Charities to work with Council on innovative alliance to help vulnerable people in Plymouth

News Desk
Authored by News Desk
Posted: Tuesday, January 8, 2019 - 00:46

Charities in Plymouth are going to work with the City Council in a more joined up way to help vulnerable people such as the homeless, those with mental illness and other complex needs.

Plymouth City Council will be awarding a £7 million contract to an alliance of local charities to provide services to people with complex needs (homelessness, drug or alcohol misuse, mental illness and offending). The contract is a new way of bringing together services and commissioners in a partnership where power and responsibility are shared collectively for the common good of people with complex needs. The services already do this but the continued reduction in local authority funding available from central government means there is a need to futureproof services.

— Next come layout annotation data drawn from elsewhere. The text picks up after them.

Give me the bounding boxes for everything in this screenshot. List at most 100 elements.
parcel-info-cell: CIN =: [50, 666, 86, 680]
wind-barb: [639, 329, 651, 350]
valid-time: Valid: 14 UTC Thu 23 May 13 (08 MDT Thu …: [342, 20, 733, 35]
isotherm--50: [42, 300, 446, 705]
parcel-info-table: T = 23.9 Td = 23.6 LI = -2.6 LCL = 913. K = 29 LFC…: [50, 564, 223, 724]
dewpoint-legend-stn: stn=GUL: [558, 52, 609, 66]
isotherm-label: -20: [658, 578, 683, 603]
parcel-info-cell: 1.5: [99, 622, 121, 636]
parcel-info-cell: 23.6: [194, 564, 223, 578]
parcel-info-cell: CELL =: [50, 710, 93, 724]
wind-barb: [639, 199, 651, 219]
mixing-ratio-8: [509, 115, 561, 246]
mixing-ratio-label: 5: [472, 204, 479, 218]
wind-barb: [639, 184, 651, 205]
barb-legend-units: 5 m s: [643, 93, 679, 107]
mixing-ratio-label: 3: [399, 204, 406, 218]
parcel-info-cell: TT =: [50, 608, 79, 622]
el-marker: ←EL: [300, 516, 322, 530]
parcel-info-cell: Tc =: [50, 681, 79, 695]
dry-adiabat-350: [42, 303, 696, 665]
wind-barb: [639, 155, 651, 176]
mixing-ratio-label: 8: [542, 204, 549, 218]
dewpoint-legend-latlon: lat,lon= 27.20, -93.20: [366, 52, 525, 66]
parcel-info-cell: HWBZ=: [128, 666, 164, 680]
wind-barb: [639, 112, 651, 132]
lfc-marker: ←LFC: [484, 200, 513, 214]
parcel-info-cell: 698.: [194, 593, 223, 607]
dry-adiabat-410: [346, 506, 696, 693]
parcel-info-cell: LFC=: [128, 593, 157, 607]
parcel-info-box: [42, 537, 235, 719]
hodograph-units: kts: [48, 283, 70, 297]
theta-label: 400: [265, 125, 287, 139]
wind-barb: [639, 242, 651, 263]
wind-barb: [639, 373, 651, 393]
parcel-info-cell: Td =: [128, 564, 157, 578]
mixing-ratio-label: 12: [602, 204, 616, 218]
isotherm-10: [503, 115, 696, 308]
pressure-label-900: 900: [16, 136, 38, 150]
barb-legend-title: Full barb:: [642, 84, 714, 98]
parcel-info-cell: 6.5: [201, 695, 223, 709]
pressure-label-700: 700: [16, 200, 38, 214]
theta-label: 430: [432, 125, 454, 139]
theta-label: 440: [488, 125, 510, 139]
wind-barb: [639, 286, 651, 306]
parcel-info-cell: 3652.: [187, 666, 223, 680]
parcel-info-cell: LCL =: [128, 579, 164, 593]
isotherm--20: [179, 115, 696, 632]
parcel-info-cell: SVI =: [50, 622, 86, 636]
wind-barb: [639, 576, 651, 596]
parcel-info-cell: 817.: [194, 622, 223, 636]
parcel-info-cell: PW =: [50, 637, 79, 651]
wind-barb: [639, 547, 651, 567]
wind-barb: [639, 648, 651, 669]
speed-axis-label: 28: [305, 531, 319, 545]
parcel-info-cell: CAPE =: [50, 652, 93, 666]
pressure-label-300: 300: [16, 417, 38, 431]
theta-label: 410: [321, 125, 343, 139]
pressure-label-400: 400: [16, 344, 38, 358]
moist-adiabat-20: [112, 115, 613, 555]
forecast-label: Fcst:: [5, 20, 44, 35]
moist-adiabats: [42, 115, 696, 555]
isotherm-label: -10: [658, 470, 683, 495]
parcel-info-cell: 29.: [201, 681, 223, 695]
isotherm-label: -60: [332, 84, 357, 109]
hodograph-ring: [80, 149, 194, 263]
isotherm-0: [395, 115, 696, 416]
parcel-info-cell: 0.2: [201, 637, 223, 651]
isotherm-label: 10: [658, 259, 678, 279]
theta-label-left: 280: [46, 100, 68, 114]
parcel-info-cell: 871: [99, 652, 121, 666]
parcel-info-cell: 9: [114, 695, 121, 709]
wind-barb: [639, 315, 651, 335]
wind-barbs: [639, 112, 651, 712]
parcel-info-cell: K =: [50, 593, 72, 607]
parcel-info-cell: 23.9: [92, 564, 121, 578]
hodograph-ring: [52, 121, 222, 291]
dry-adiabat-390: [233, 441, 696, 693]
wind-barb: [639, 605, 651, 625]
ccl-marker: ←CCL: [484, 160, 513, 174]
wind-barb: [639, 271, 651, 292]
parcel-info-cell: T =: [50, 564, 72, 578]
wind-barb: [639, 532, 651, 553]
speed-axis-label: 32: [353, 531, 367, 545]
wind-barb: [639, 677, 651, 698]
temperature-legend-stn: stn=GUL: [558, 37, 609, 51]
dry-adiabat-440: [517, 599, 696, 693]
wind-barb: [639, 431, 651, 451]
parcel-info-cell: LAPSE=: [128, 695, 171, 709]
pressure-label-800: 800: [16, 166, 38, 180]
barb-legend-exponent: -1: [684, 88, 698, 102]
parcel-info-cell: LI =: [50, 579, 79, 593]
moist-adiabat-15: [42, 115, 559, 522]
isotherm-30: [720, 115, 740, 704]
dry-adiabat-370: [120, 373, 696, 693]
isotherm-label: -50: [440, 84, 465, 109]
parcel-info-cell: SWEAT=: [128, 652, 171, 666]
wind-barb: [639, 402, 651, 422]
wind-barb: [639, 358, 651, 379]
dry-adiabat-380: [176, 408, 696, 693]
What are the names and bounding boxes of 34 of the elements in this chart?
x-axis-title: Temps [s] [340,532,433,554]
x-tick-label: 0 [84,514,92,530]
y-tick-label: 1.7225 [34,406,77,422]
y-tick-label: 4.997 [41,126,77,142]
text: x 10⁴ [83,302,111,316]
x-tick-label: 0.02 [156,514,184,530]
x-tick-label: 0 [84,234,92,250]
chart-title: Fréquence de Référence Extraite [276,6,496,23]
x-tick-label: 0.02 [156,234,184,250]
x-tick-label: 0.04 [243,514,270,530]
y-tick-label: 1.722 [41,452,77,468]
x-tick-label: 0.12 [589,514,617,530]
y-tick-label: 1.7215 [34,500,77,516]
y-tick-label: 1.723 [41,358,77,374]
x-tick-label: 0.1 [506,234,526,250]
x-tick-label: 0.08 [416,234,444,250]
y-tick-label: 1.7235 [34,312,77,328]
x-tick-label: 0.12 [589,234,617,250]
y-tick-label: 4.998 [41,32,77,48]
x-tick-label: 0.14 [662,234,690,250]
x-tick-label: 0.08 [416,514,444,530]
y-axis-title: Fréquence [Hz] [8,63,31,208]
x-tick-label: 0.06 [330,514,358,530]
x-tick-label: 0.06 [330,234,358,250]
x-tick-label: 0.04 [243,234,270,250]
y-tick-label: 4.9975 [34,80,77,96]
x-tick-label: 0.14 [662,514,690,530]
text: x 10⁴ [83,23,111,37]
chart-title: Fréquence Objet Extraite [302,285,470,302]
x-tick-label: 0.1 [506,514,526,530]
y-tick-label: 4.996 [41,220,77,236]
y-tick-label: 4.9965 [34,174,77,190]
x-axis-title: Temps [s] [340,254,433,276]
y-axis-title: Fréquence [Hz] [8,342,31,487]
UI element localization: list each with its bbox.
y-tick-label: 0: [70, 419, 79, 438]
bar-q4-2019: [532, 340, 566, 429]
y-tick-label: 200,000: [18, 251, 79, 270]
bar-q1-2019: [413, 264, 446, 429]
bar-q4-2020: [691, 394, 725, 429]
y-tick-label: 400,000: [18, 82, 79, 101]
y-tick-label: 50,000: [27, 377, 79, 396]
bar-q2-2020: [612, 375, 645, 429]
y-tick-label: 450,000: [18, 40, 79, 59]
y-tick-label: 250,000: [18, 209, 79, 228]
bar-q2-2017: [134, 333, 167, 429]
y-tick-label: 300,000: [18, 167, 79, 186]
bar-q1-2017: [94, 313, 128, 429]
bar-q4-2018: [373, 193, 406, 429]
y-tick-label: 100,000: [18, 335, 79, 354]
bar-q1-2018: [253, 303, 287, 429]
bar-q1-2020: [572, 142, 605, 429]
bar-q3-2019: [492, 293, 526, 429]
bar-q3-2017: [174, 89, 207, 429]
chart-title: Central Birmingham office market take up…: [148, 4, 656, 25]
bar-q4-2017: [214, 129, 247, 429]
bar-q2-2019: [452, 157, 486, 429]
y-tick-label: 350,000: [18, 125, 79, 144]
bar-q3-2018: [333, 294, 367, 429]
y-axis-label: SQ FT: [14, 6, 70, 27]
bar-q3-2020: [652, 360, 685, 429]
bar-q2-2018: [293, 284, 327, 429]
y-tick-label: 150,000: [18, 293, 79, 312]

It is hoped that by existing service providers working more closely together it will provide resilience across the system when there is less funding available for council services, as well as reducing duplication.

Charities including Bournemouth Churches Housing Association (who run the George Hostel and other temporary accommodation for homeless people), Harbour, Shekinah, the Zone, Plymouth Access To Housing (PATH), Livewest (formerly Devon and Cornwall Housing), Livewell Southwest and Hamoaze, have formed the alliance and have been working cooperatively with the Council’s commissioning and public health teams over the past four years towards this project.

Councillor Ian Tuffin, Cabinet Member for Health and Adult Social Care, said: “I am really pleased that we are able to award this contract to help some of the city’s most vulnerable residents. We have been working cooperatively with these local charities for a number of years now to develop a new way of working where we all share responsibility for tackling the key issues of homelessness and drug and alcohol misuse together in future.

“These are extremely difficult times financially – we are getting less and less money from central government despite continued demand for these services – so we have to think creatively. The alliance approach encourages cooperation and partnership, innovation, creativity and acting in the best interests across the whole system.”

The contract, which will run for five years initially with the potential to extend to ten years, will enable the Council and other commissioners to build long term sustainable relationships with local charities and other service providers to plan for the future.